Voltage (or power)-current relation of a small supercapacitor

Question

Is size a factor that limits the maximal current that a capacitor can take?

I got this question when seeing Figure 7 of this supplementary material of the research of the smallest super-capacitor now. Why the voltage drops to zero as the current goes high? Similarly the power increases as current increases at first yet it suddenly drops after a point of a current and drops to zero as well as current is getting higher.

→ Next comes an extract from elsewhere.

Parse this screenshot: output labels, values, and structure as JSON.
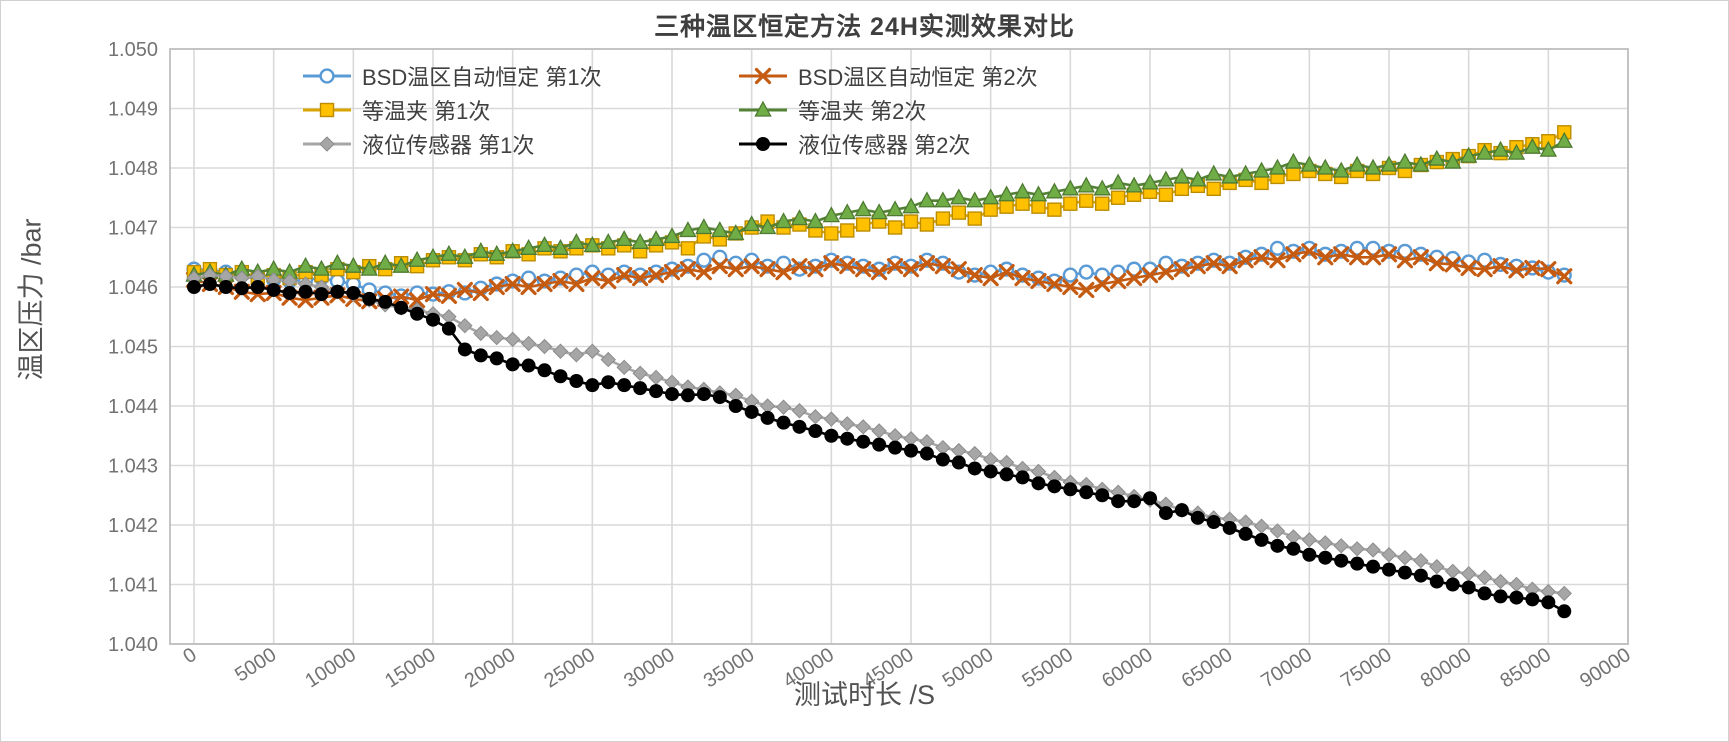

Should I interpret (based on the description of device studied and general principle of supercapacitor) the result that the supercapacitor, due to its small size, cannot withstand higher currents (relatively, the current displayed in the diagram are not high in themselves)? Is it generally true that the smaller the size of a (super)capacitor, the lower the maximal current it can withstand?

Answer 1

These capacitors have a significant internal resistance -- basically a resistance in series with the terminals.

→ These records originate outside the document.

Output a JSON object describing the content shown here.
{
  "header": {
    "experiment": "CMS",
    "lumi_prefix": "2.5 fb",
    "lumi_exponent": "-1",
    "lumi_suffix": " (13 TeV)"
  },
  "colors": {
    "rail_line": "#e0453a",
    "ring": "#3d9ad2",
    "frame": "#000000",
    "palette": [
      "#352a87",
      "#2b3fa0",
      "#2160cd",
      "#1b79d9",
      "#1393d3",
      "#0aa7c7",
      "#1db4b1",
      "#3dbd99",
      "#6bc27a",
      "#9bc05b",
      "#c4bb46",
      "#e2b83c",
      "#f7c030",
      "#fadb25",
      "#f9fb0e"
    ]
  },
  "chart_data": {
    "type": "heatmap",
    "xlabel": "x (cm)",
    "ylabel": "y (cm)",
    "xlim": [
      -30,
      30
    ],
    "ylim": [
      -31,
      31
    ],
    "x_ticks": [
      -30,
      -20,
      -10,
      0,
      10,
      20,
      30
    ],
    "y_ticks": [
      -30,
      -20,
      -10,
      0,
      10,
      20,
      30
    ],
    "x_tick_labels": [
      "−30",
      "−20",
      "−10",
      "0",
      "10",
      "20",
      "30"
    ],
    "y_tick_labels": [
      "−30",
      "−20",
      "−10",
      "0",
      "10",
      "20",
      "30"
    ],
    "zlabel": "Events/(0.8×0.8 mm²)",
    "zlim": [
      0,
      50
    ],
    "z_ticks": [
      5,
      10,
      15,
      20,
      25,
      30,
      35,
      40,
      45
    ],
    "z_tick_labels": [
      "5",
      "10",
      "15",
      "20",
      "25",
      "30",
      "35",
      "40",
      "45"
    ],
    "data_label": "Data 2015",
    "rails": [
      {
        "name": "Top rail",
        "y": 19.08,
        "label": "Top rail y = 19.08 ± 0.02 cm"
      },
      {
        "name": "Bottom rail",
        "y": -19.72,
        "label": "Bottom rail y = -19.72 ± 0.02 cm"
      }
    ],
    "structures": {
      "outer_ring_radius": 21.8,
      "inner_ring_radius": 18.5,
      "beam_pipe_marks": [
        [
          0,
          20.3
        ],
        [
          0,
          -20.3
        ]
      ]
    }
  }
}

As you draw current, the voltage drop across this internal resistance increases, thereby reducing the voltage at the terminals. At maximum current, the voltage drop equals the voltage stored on the capacitor, so you get 0 V at the terminals.

Generally, the size of the capacitor (and construction/technology) defines the internal resistance. Larger capacitors will have lower internal resistance.

There is a theorem in electronic circuits that you get maximum power when the load resistance equals the internal resistance. In this condition however, your efficiency is only 50 %, and you get only 50 % of the capacitor's stored voltage.